Strange Happenings on Muddy Creek

By Perry E. Piper
Published on April 1, 2000

As I look back to those long-ago days on Muddy Creek, I recall some incidents that folks today might call strange, but really, we just took them in stride with maybe a “tish tish” or a “how ’bout that?”

Take the time Dad had built the new silo and filled it for the first time. He had been told to cut the corn pretty much in the “roasting ear” stage. When he did, the sap soon oozed out around the chute doors and trickled out into the barnyard. In a few days, the hot fall sun heated this potent “corn squeezin’s” to a fermentation stage, and sure enough, the alcohol content got higher and higher.

For a while, it smelled pretty good, too.

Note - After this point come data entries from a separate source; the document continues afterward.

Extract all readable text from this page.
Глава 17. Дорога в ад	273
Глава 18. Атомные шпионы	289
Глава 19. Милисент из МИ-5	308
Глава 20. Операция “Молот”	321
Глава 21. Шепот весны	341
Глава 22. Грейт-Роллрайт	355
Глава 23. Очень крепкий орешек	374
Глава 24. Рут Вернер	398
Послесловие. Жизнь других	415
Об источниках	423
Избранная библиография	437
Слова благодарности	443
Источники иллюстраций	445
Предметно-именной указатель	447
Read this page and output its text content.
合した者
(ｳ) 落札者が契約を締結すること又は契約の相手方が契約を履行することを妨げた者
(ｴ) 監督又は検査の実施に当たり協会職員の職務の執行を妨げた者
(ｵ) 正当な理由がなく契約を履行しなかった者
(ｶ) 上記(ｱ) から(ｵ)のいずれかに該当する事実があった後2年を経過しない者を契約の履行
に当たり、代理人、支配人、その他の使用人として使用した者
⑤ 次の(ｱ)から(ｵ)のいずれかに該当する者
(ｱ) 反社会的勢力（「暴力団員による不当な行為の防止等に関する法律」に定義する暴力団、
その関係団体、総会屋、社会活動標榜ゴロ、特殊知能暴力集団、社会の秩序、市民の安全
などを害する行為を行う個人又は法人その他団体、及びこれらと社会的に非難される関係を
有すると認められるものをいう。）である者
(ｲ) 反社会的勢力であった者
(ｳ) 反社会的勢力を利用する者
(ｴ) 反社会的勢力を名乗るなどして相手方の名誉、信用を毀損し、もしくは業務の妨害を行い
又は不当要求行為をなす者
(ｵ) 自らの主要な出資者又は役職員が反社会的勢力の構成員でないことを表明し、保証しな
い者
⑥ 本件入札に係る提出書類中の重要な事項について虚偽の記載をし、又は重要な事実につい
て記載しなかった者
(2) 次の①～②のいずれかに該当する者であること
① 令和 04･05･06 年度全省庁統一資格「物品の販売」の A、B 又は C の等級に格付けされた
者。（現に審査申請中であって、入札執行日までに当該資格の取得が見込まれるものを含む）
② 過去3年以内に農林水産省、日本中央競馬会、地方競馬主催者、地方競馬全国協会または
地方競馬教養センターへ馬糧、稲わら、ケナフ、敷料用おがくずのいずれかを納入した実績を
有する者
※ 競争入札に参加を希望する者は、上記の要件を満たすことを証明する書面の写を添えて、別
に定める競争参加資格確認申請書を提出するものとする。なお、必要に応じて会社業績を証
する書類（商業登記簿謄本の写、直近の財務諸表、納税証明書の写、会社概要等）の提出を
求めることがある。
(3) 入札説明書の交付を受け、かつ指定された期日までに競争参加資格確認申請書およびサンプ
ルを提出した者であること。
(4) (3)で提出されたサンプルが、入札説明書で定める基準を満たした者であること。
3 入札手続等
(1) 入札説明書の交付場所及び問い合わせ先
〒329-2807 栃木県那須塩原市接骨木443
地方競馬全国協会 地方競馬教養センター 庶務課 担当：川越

In fact, one of the silo filling crew sampled it, and found it was getting “a mite strong.” The farm advisor had been spending considerable time at the farm watching this operation. He was much interested in this 60-foot structure: It was the tallest silo yet erected in the county, and some folks thought there was no blower powerful enough to blow cut corn up into it. When he saw the drainage, he cautioned everyone that wood alcohol was poison, and if you drank it, you could very well die, or, at the very least, go blind.

This was during the time of “the noble experiment” of Prohibition, and all the saloons were closed. A great many still harbored the memory of “the good old days.” I suspect that Old Wade had sampled most everything that offered a “kick”: Home brew, white lightning, lemon extract and even canned heat, but this dire warning stayed him for a spell.

I guess the straw that broke the camel’s back was when the old Hampshire sow found an opening in the fence and got to that seepage. She must have sent out a message to all her family, for in a short time, the whole pen of pigs was there slopping up that seepage and enjoying every snort of it. By the time Dad got to them, they were one happy family. Talk about someone making a hog of themselves … those pigs sure did. Dad had to get several of the neighbors to come help drive them back into the pen. In fact, they had to drag a couple back, for they had already passed out, and when Dad remembered what the Farm Advisor had said, he figured he had a bunch of dead or dying hogs on his hands.

An amusing thing happened at this same time when MaMa found one of her full-grown Plymouth Rock roosters laying under the wagon rack and she knew it was dead or was “agonna be,” so rather than let it go to waste, she quickly grabbed it up, tied its feet to a fence post and dry picked that bird for supper. Just as she was getting ready to split him open, that rooster opened his eyes, gave a squawk and started into flopping so hard that he broke the string that she had tied him with, and for a long time, that “naked as a jaybird” rooster ran around the farm. Cross my heart!